In parecchi negozi si sta già lavorando per sanificare gli ambienti e cambiare le vetrine «che sono ancora ferme alla stagione invernale». Poi toccherà agli ambienti in comune: «Se arriverà l’ok, il centro commerciale è pronto a riaprire lunedì, ma è chiaro che ci siamo mossi prima e in autonomia». Per esempio con l’individuazione di nuovi assetti dei tavoli dell’area food «per garantire fruizione e distanziamento» spiega Pizzagalli. Probabile che lo spazio perso nelle varie attività di ristorazione venga recuperato con un’estensione dei tavolini lungo i corridoi. E anche da Oriocenter arriva una conferma: «Qui riapriranno tutti».

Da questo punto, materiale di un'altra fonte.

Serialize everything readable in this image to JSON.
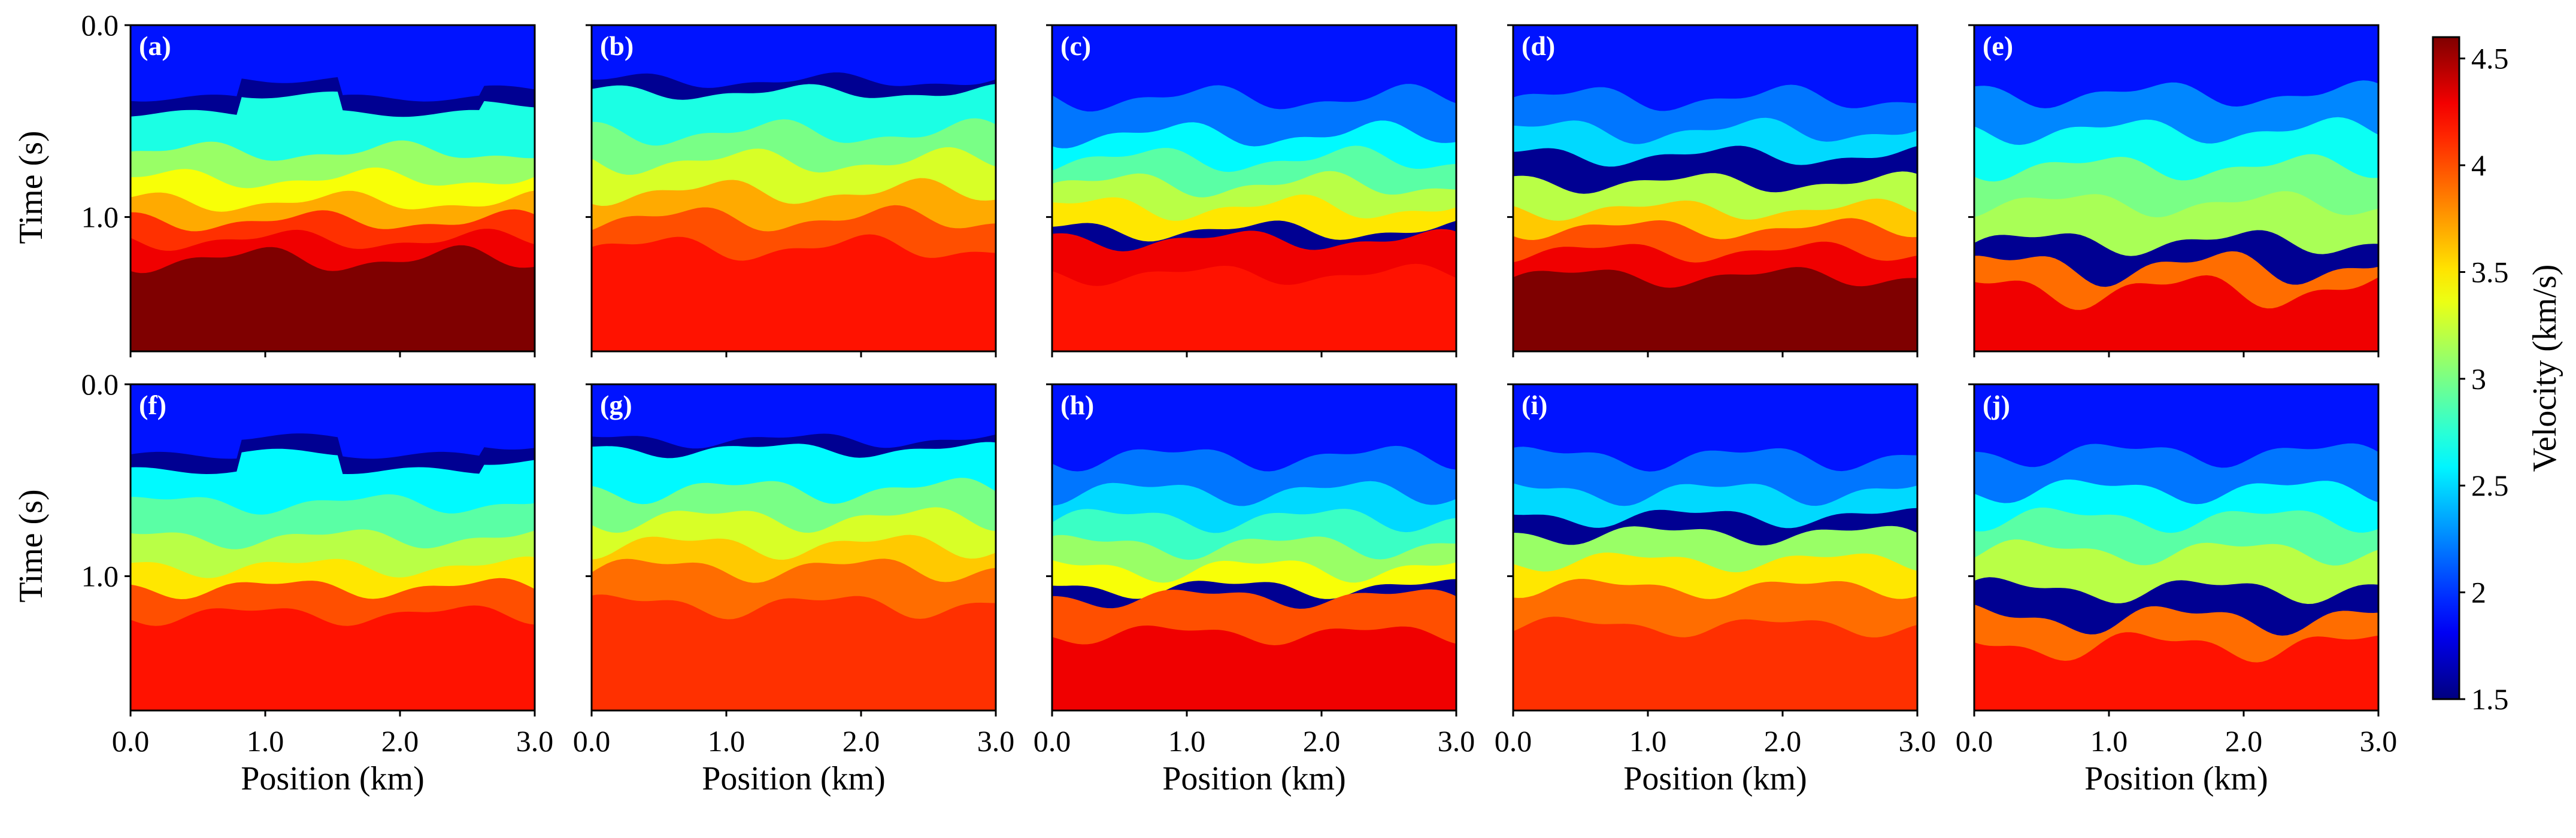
{
  "chart_data": {
    "type": "heatmap",
    "description_units": "velocity (km/s) vs position (km) and time (s)",
    "panels": [
      {
        "label": "(a)",
        "row": 0,
        "col": 0,
        "layers": [
          {
            "v": 1.9,
            "top": 0.0,
            "amp": 0.0,
            "pattern": "flat"
          },
          {
            "v": 1.55,
            "top": 0.38,
            "amp": 0.06,
            "pattern": "block"
          },
          {
            "v": 2.7,
            "top": 0.46,
            "amp": 0.06,
            "pattern": "block"
          },
          {
            "v": 3.1,
            "top": 0.66,
            "amp": 0.04,
            "pattern": "wave"
          },
          {
            "v": 3.4,
            "top": 0.8,
            "amp": 0.04,
            "pattern": "wave"
          },
          {
            "v": 3.7,
            "top": 0.92,
            "amp": 0.04,
            "pattern": "wave"
          },
          {
            "v": 4.1,
            "top": 1.02,
            "amp": 0.04,
            "pattern": "wave"
          },
          {
            "v": 4.3,
            "top": 1.12,
            "amp": 0.04,
            "pattern": "wave"
          },
          {
            "v": 4.6,
            "top": 1.22,
            "amp": 0.05,
            "pattern": "wave"
          }
        ]
      },
      {
        "label": "(b)",
        "row": 0,
        "col": 1,
        "layers": [
          {
            "v": 1.9,
            "top": 0.0,
            "amp": 0.0,
            "pattern": "flat"
          },
          {
            "v": 1.55,
            "top": 0.29,
            "amp": 0.03,
            "pattern": "wave"
          },
          {
            "v": 2.7,
            "top": 0.35,
            "amp": 0.03,
            "pattern": "wave"
          },
          {
            "v": 3.0,
            "top": 0.56,
            "amp": 0.05,
            "pattern": "wave"
          },
          {
            "v": 3.3,
            "top": 0.71,
            "amp": 0.05,
            "pattern": "wave"
          },
          {
            "v": 3.7,
            "top": 0.87,
            "amp": 0.05,
            "pattern": "wave"
          },
          {
            "v": 4.0,
            "top": 1.01,
            "amp": 0.05,
            "pattern": "wave"
          },
          {
            "v": 4.2,
            "top": 1.16,
            "amp": 0.05,
            "pattern": "wave"
          }
        ]
      },
      {
        "label": "(c)",
        "row": 0,
        "col": 2,
        "layers": [
          {
            "v": 1.9,
            "top": 0.0,
            "amp": 0.0,
            "pattern": "flat"
          },
          {
            "v": 2.2,
            "top": 0.38,
            "amp": 0.05,
            "pattern": "wave"
          },
          {
            "v": 2.6,
            "top": 0.57,
            "amp": 0.05,
            "pattern": "wave"
          },
          {
            "v": 2.9,
            "top": 0.7,
            "amp": 0.05,
            "pattern": "wave"
          },
          {
            "v": 3.2,
            "top": 0.83,
            "amp": 0.05,
            "pattern": "wave"
          },
          {
            "v": 3.5,
            "top": 0.95,
            "amp": 0.05,
            "pattern": "wave"
          },
          {
            "v": 1.55,
            "top": 1.07,
            "amp": 0.04,
            "pattern": "wave"
          },
          {
            "v": 4.3,
            "top": 1.12,
            "amp": 0.04,
            "pattern": "wave"
          },
          {
            "v": 4.2,
            "top": 1.3,
            "amp": 0.04,
            "pattern": "wave"
          }
        ]
      },
      {
        "label": "(d)",
        "row": 0,
        "col": 3,
        "layers": [
          {
            "v": 1.9,
            "top": 0.0,
            "amp": 0.0,
            "pattern": "flat"
          },
          {
            "v": 2.2,
            "top": 0.38,
            "amp": 0.05,
            "pattern": "wave"
          },
          {
            "v": 2.5,
            "top": 0.55,
            "amp": 0.05,
            "pattern": "wave"
          },
          {
            "v": 1.55,
            "top": 0.68,
            "amp": 0.04,
            "pattern": "wave"
          },
          {
            "v": 3.2,
            "top": 0.82,
            "amp": 0.04,
            "pattern": "wave"
          },
          {
            "v": 3.6,
            "top": 0.96,
            "amp": 0.04,
            "pattern": "wave"
          },
          {
            "v": 4.0,
            "top": 1.06,
            "amp": 0.04,
            "pattern": "wave"
          },
          {
            "v": 4.3,
            "top": 1.18,
            "amp": 0.04,
            "pattern": "wave"
          },
          {
            "v": 4.6,
            "top": 1.31,
            "amp": 0.04,
            "pattern": "wave"
          }
        ]
      },
      {
        "label": "(e)",
        "row": 0,
        "col": 4,
        "layers": [
          {
            "v": 1.9,
            "top": 0.0,
            "amp": 0.0,
            "pattern": "flat"
          },
          {
            "v": 2.25,
            "top": 0.36,
            "amp": 0.05,
            "pattern": "wave"
          },
          {
            "v": 2.65,
            "top": 0.55,
            "amp": 0.05,
            "pattern": "wave"
          },
          {
            "v": 3.0,
            "top": 0.74,
            "amp": 0.05,
            "pattern": "wave"
          },
          {
            "v": 3.15,
            "top": 0.93,
            "amp": 0.05,
            "pattern": "wave"
          },
          {
            "v": 1.55,
            "top": 1.13,
            "amp": 0.05,
            "pattern": "wave"
          },
          {
            "v": 3.9,
            "top": 1.26,
            "amp": 0.07,
            "pattern": "wave"
          },
          {
            "v": 4.3,
            "top": 1.38,
            "amp": 0.07,
            "pattern": "wave"
          }
        ]
      },
      {
        "label": "(f)",
        "row": 1,
        "col": 0,
        "layers": [
          {
            "v": 1.9,
            "top": 0.0,
            "amp": 0.0,
            "pattern": "flat"
          },
          {
            "v": 1.55,
            "top": 0.37,
            "amp": 0.06,
            "pattern": "block"
          },
          {
            "v": 2.6,
            "top": 0.45,
            "amp": 0.06,
            "pattern": "block"
          },
          {
            "v": 2.9,
            "top": 0.62,
            "amp": 0.04,
            "pattern": "wave"
          },
          {
            "v": 3.2,
            "top": 0.8,
            "amp": 0.04,
            "pattern": "wave"
          },
          {
            "v": 3.5,
            "top": 0.95,
            "amp": 0.04,
            "pattern": "wave"
          },
          {
            "v": 4.0,
            "top": 1.06,
            "amp": 0.04,
            "pattern": "wave"
          },
          {
            "v": 4.2,
            "top": 1.2,
            "amp": 0.04,
            "pattern": "wave"
          }
        ]
      },
      {
        "label": "(g)",
        "row": 1,
        "col": 1,
        "layers": [
          {
            "v": 1.9,
            "top": 0.0,
            "amp": 0.0,
            "pattern": "flat"
          },
          {
            "v": 1.55,
            "top": 0.29,
            "amp": 0.03,
            "pattern": "wave"
          },
          {
            "v": 2.6,
            "top": 0.34,
            "amp": 0.03,
            "pattern": "wave"
          },
          {
            "v": 3.0,
            "top": 0.55,
            "amp": 0.05,
            "pattern": "wave"
          },
          {
            "v": 3.3,
            "top": 0.7,
            "amp": 0.05,
            "pattern": "wave"
          },
          {
            "v": 3.6,
            "top": 0.84,
            "amp": 0.05,
            "pattern": "wave"
          },
          {
            "v": 3.9,
            "top": 0.96,
            "amp": 0.05,
            "pattern": "wave"
          },
          {
            "v": 4.1,
            "top": 1.15,
            "amp": 0.05,
            "pattern": "wave"
          }
        ]
      },
      {
        "label": "(h)",
        "row": 1,
        "col": 2,
        "layers": [
          {
            "v": 1.9,
            "top": 0.0,
            "amp": 0.0,
            "pattern": "flat"
          },
          {
            "v": 2.2,
            "top": 0.38,
            "amp": 0.05,
            "pattern": "wave"
          },
          {
            "v": 2.5,
            "top": 0.56,
            "amp": 0.05,
            "pattern": "wave"
          },
          {
            "v": 2.8,
            "top": 0.7,
            "amp": 0.05,
            "pattern": "wave"
          },
          {
            "v": 3.1,
            "top": 0.84,
            "amp": 0.05,
            "pattern": "wave"
          },
          {
            "v": 3.4,
            "top": 0.96,
            "amp": 0.05,
            "pattern": "wave"
          },
          {
            "v": 1.55,
            "top": 1.06,
            "amp": 0.04,
            "pattern": "wave"
          },
          {
            "v": 4.0,
            "top": 1.11,
            "amp": 0.04,
            "pattern": "wave"
          },
          {
            "v": 4.3,
            "top": 1.3,
            "amp": 0.04,
            "pattern": "wave"
          }
        ]
      },
      {
        "label": "(i)",
        "row": 1,
        "col": 3,
        "layers": [
          {
            "v": 1.9,
            "top": 0.0,
            "amp": 0.0,
            "pattern": "flat"
          },
          {
            "v": 2.2,
            "top": 0.38,
            "amp": 0.05,
            "pattern": "wave"
          },
          {
            "v": 2.5,
            "top": 0.56,
            "amp": 0.05,
            "pattern": "wave"
          },
          {
            "v": 1.55,
            "top": 0.69,
            "amp": 0.04,
            "pattern": "wave"
          },
          {
            "v": 3.1,
            "top": 0.78,
            "amp": 0.04,
            "pattern": "wave"
          },
          {
            "v": 3.5,
            "top": 0.92,
            "amp": 0.04,
            "pattern": "wave"
          },
          {
            "v": 3.9,
            "top": 1.06,
            "amp": 0.04,
            "pattern": "wave"
          },
          {
            "v": 4.1,
            "top": 1.26,
            "amp": 0.04,
            "pattern": "wave"
          }
        ]
      },
      {
        "label": "(j)",
        "row": 1,
        "col": 4,
        "layers": [
          {
            "v": 1.9,
            "top": 0.0,
            "amp": 0.0,
            "pattern": "flat"
          },
          {
            "v": 2.2,
            "top": 0.36,
            "amp": 0.05,
            "pattern": "wave"
          },
          {
            "v": 2.6,
            "top": 0.55,
            "amp": 0.05,
            "pattern": "wave"
          },
          {
            "v": 2.9,
            "top": 0.7,
            "amp": 0.05,
            "pattern": "wave"
          },
          {
            "v": 3.2,
            "top": 0.87,
            "amp": 0.05,
            "pattern": "wave"
          },
          {
            "v": 1.55,
            "top": 1.07,
            "amp": 0.05,
            "pattern": "wave"
          },
          {
            "v": 3.9,
            "top": 1.22,
            "amp": 0.06,
            "pattern": "wave"
          },
          {
            "v": 4.2,
            "top": 1.36,
            "amp": 0.06,
            "pattern": "wave"
          }
        ]
      }
    ],
    "x_range": [
      0.0,
      3.0
    ],
    "y_range": [
      0.0,
      1.7
    ],
    "x_ticks": [
      0.0,
      1.0,
      2.0,
      3.0
    ],
    "x_tick_labels": [
      "0.0",
      "1.0",
      "2.0",
      "3.0"
    ],
    "y_ticks": [
      0.0,
      1.0
    ],
    "y_tick_labels": [
      "0.0",
      "1.0"
    ],
    "xlabel": "Position (km)",
    "ylabel": "Time (s)",
    "colorbar": {
      "label": "Velocity (km/s)",
      "range": [
        1.5,
        4.6
      ],
      "ticks": [
        1.5,
        2.0,
        2.5,
        3.0,
        3.5,
        4.0,
        4.5
      ],
      "tick_labels": [
        "1.5",
        "2",
        "2.5",
        "3",
        "3.5",
        "4",
        "4.5"
      ],
      "colormap": "jet",
      "colormap_stops": [
        "#00007f",
        "#0000ff",
        "#00ffff",
        "#ffff00",
        "#ff0000",
        "#7f0000"
      ]
    }
  }
}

L’incognita bar e ristoranti
La ristorazione resta un grande punto interrogativo, a cominciare dalla effettiva data di ripartenza. L’ipotesi iniziale era quella del 1° giugno, ma poi si è iniziato a sondare l’anticipo al 18 maggio. Ancora in sospeso.
Sempre secondo i dati Ascom sono 3.800 le attività (divise tra bar e ristoranti) che attendono il semaforo verde, per un totale di 12.700 addetti. Un esercito. Ma le regole sul distanziamento potrebbero rivelarsi insostenibili, letali, per molte attività: soprattutto per quelle che lavorano su metrature ridotte e non possono contare su spazi esterni.
Nei giorni scorsi sulla porta de «Lalimentari» in Piazza Vecchia è apparso un cartello eloquente: «Se apriamo falliamo», riferito soprattutto alla mancanze di aiuti per il settore. Un problema colossale che si aggiunge ad una situazione già al limite di suo. La ripartenza non sarà per nulla facile. Senza forse.